Quei secondi erano molti. Li aveva moltiplicati tra sé e sé tante volte. Sette mesi in orbita verso Marte. Sette mesi per il volo di ritorno. Alcune settimane alla partenza e all’arrivo, a prepararsi per il lancio e poi a sbrigare le solite formalità prima che incominciassero a restituirgli il suo corpo. Alcuni mesi — nessuno sapeva dirgli quanti, esattamente — per gli interventi chirurgici e perché gli organi sostituiti attecchissero.

Il numero dei secondi, secondo i suoi calcoli approssimativi, era di circa quarantacinque milioni, dieci milioni in più o in meno. A Hartnett sembrava che ognuno di quei secondi arrivasse, indugiasse e scivolasse via con riluttanza.

Gli psicologi avevano tentato di evitare tutto ciò pianificandogli ogni momento. Hartnett aveva rifiutato i piani. Avevano cercato di comprenderlo, per mezzo di test ingegnosi e di esami del comportamento. Hartnett aveva lasciato che curiosassero; ma conservava dentro se stesso una cittadella d’intimità che non lasciava invadere da nessuno. Non si era mai considerato un uomo portato all’introspezione: sapeva di avere uno scarso spessore, di avere una vita senza grande interesse. Gli stava bene così. Ma ora che di suo gli restava soltanto l’interno della sua mente, la difendeva.

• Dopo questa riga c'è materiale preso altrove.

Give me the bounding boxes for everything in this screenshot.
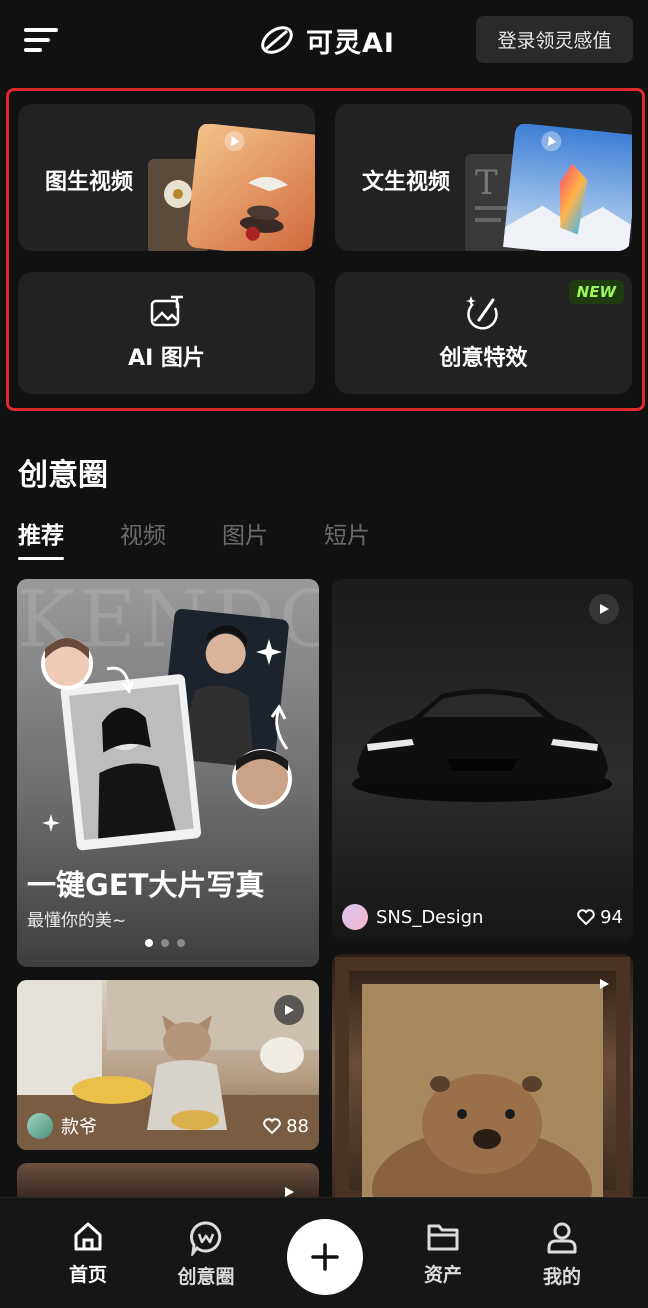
heart-icon — [577, 909, 595, 925]
ai-image-label: AI 图片 — [128, 346, 205, 371]
new-badge: NEW — [568, 280, 624, 304]
pagination-dot-active[interactable] — [145, 939, 153, 947]
heart-icon — [263, 1118, 281, 1134]
app-header: 可灵AI 登录领灵感值 — [0, 0, 648, 80]
feed-post-cat[interactable]: 款爷 88 — [17, 980, 319, 1150]
community-icon — [190, 1221, 222, 1256]
tab-recommended[interactable]: 推荐 — [18, 516, 64, 560]
nav-community[interactable]: 创意圈 — [166, 1220, 246, 1289]
post-author[interactable]: SNS_Design — [342, 904, 483, 930]
feed-tabs: 推荐 视频 图片 短片 — [18, 516, 370, 560]
sports-car-image — [352, 689, 612, 802]
app-logo: 可灵AI — [256, 16, 395, 64]
creative-effects-label: 创意特效 — [439, 346, 528, 371]
like-count[interactable]: 94 — [577, 907, 623, 928]
bottom-navigation: 首页 创意圈 资产 我的 — [0, 1197, 648, 1308]
play-icon[interactable] — [274, 1177, 304, 1197]
nav-profile-label: 我的 — [542, 1266, 581, 1288]
text-to-video-thumbnail: T — [465, 124, 632, 251]
play-icon[interactable] — [589, 594, 619, 624]
nav-assets-label: 资产 — [423, 1264, 462, 1286]
tab-video[interactable]: 视频 — [120, 516, 166, 556]
portrait-banner[interactable]: KENDO 一键GET大片写真 最懂你的美~ — [17, 579, 319, 967]
feed-post-car[interactable]: SNS_Design 94 — [332, 579, 633, 941]
nav-profile[interactable]: 我的 — [522, 1220, 602, 1289]
app-name: 可灵AI — [306, 27, 395, 59]
image-text-icon — [150, 295, 183, 327]
nav-community-label: 创意圈 — [177, 1266, 235, 1288]
feed-post-partial[interactable] — [17, 1163, 319, 1197]
text-to-video-label: 文生视频 — [362, 170, 451, 195]
section-title: 创意圈 — [18, 458, 108, 493]
image-to-video-card[interactable]: 图生视频 — [18, 104, 315, 251]
like-count[interactable]: 88 — [263, 1116, 309, 1137]
folder-icon — [427, 1224, 459, 1251]
banner-title: 一键GET大片写真 — [27, 868, 265, 902]
nav-home-label: 首页 — [68, 1264, 107, 1286]
author-name: SNS_Design — [376, 906, 484, 928]
user-icon — [547, 1222, 577, 1254]
image-to-video-label: 图生视频 — [45, 170, 134, 195]
avatar — [342, 904, 368, 930]
svg-text:T: T — [475, 163, 498, 203]
home-icon — [74, 1222, 102, 1251]
ai-image-card[interactable]: AI 图片 — [18, 272, 315, 394]
banner-pagination — [145, 939, 185, 947]
post-meta: 款爷 88 — [27, 1113, 309, 1139]
post-meta: SNS_Design 94 — [342, 904, 623, 930]
capybara-image — [335, 957, 630, 1197]
tab-short-film[interactable]: 短片 — [324, 516, 370, 556]
author-name: 款爷 — [61, 1117, 97, 1138]
login-button[interactable]: 登录领灵感值 — [476, 16, 633, 63]
play-icon[interactable] — [274, 995, 304, 1025]
nav-assets[interactable]: 资产 — [403, 1220, 483, 1287]
nav-home[interactable]: 首页 — [48, 1220, 128, 1287]
magic-wand-icon — [465, 296, 498, 330]
pagination-dot[interactable] — [177, 939, 185, 947]
tab-image[interactable]: 图片 — [222, 516, 268, 556]
kling-logo-icon — [261, 26, 293, 54]
portrait-collage-image — [41, 608, 292, 851]
plus-icon — [311, 1243, 339, 1271]
creative-effects-card[interactable]: NEW 创意特效 — [335, 272, 632, 394]
image-to-video-thumbnail — [148, 124, 315, 251]
like-count-value: 88 — [286, 1115, 309, 1137]
feed-post-capybara[interactable] — [332, 954, 633, 1197]
post-author[interactable]: 款爷 — [27, 1113, 97, 1139]
create-button[interactable] — [287, 1219, 363, 1295]
banner-subtitle: 最懂你的美~ — [27, 911, 127, 931]
pagination-dot[interactable] — [161, 939, 169, 947]
menu-icon[interactable] — [22, 24, 62, 56]
like-count-value: 94 — [600, 906, 623, 928]
text-to-video-card[interactable]: 文生视频 T — [335, 104, 632, 251]
play-icon[interactable] — [589, 969, 619, 999]
avatar — [27, 1113, 53, 1139]
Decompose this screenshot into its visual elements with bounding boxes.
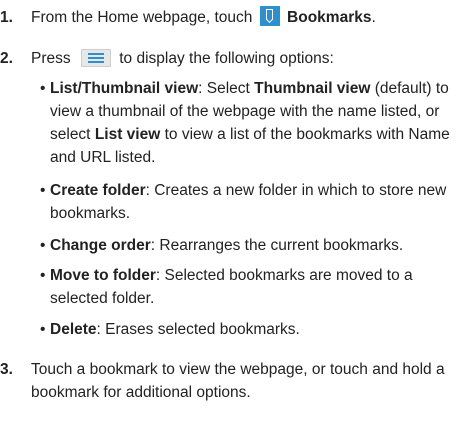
option-text: List/Thumbnail view: Select Thumbnail vi… [50, 77, 465, 169]
option-desc-part: : Select [198, 80, 255, 97]
step-number: 3. [0, 361, 13, 378]
option-desc: : Erases selected bookmarks. [96, 321, 300, 338]
bullet-dot: • [40, 267, 46, 284]
step-2-text-pre: Press [31, 50, 71, 67]
option-term: List/Thumbnail view [50, 80, 199, 97]
option-term-inline: List view [94, 126, 161, 143]
option-text: Change order: Rearranges the current boo… [50, 234, 465, 257]
bookmarks-icon [259, 6, 280, 26]
step-number: 1. [0, 9, 13, 26]
step-text: Press to display the following options: [31, 47, 461, 70]
option-desc: : Rearranges the current bookmarks. [150, 237, 404, 254]
option-text: Delete: Erases selected bookmarks. [50, 318, 465, 341]
step-1-text-pre: From the Home webpage, touch [31, 9, 253, 26]
step-2-text-post: to display the following options: [119, 50, 334, 67]
step-number: 2. [0, 50, 13, 67]
bullet-dot: • [40, 182, 46, 199]
bookmarks-label: Bookmarks [287, 9, 372, 26]
option-term-inline: Thumbnail view [254, 80, 371, 97]
bullet-dot: • [40, 80, 46, 97]
bullet-dot: • [40, 237, 46, 254]
step-text: From the Home webpage, touch Bookmarks. [31, 6, 461, 29]
menu-icon [80, 49, 111, 67]
option-term: Change order [50, 237, 151, 254]
option-text: Create folder: Creates a new folder in w… [50, 179, 465, 225]
option-term: Create folder [50, 182, 146, 199]
option-term: Move to folder [50, 267, 156, 284]
step-1-text-post: . [371, 9, 376, 26]
option-list-thumbnail-view: • List/Thumbnail view: Select Thumbnail … [40, 77, 465, 173]
step-text: Touch a bookmark to view the webpage, or… [31, 361, 445, 401]
bullet-dot: • [40, 321, 46, 338]
option-term: Delete [50, 321, 97, 338]
option-text: Move to folder: Selected bookmarks are m… [50, 264, 465, 310]
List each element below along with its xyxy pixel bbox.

Talvolta avrebbe desiderato conoscere un modo per esaminare la propria vita. Avrebbe desiderato comprendere le ragioni che lo spingevano a fare ciò che faceva.

Perché si era offerto volontario per la missione? Talvolta si sforzava di ricordarlo, e poi ammetteva di non averlo mai saputo. Forse perché il mondo libero aveva bisogno dello spazio vitale marziano? Perché aspirava alla gloria di essere il primo marziano? Per il danaro? Per le borse di studio e le preferenze che avrebbe assicurato ai suoi figli? Per indurre Brenda ad amarlo?

Probabilmente si trattava di una di quelle ragioni, ma Hartnett non riusciva a ricordare: ammesso che lo avesse saputo.

Comunque, ormai era impegnato. L’unica cosa di cui era sicuro era che adesso non poteva tirarsi indietro.

Avrebbe lasciato che sottoponessero il suo corpo a tutte le sadiche torture che volevano. Sarebbe salito a bordo dell’astronave che l’avrebbe portato su Marte. Avrebbe sopportato i sette mesi interminabili in orbita. Sarebbe sceso sulla superficie, avrebbe esplorato, preso possesso del pianeta in nome del suo governo, avrebbe raccolto campioni, fatto fotografie ed analisi. Poi si sarebbe staccato di nuovo dalla superficie marziana e in un modo o nell’altro sarebbe sopravvissuto ai sette mesi del volo di ritorno, e avrebbe dato loro tutte le informazioni che volevano. Avrebbe accettato le medaglie e gli applausi e i giri di conferenze e le interviste televisive ed i contratti per libri scritti da lui.

E poi si sarebbe presentato ai chirurghi perché lo facessero tornare come doveva essere.

Era deciso a fare tutte queste cose, ed era sicuro di poterle realizzare tutte.

C’era soltanto un problema, nella sua mente, per il quale non aveva ancora trovato una soluzione. Riguardava una situazione che non era pronto ad affrontare. Quando si era offerto come volontario per il programma, gli avevano detto molto francamente e onestamente che i problemi medici erano complessi e non perfettamente conosciuti. Avrebbero dovuto imparare a risolverne alcuni servendosi proprio di lui. Era possibile che certe soluzioni fossero difficili da reperire, oppure fossero errate. Era possibile che restituirlo alla sua forma normale fosse, beh, difficile. Questo glielo avevano detto molto chiaramente, il primo momento, e poi non glielo avevano ripetuto mai più.

Ma Hartnett ricordava. Il problema che non aveva risolto era questo: che cosa avrebbe fatto se. per una ragione qualsiasi, al termine della missione, non fossero stati in grado di rimetterlo subito in sesto? Non sapeva decidere se si sarebbe semplicemente ucciso o se avrebbe cercato di uccidere, oltre a se stesso, il maggior numero possibile di amici, superiori e colleglli.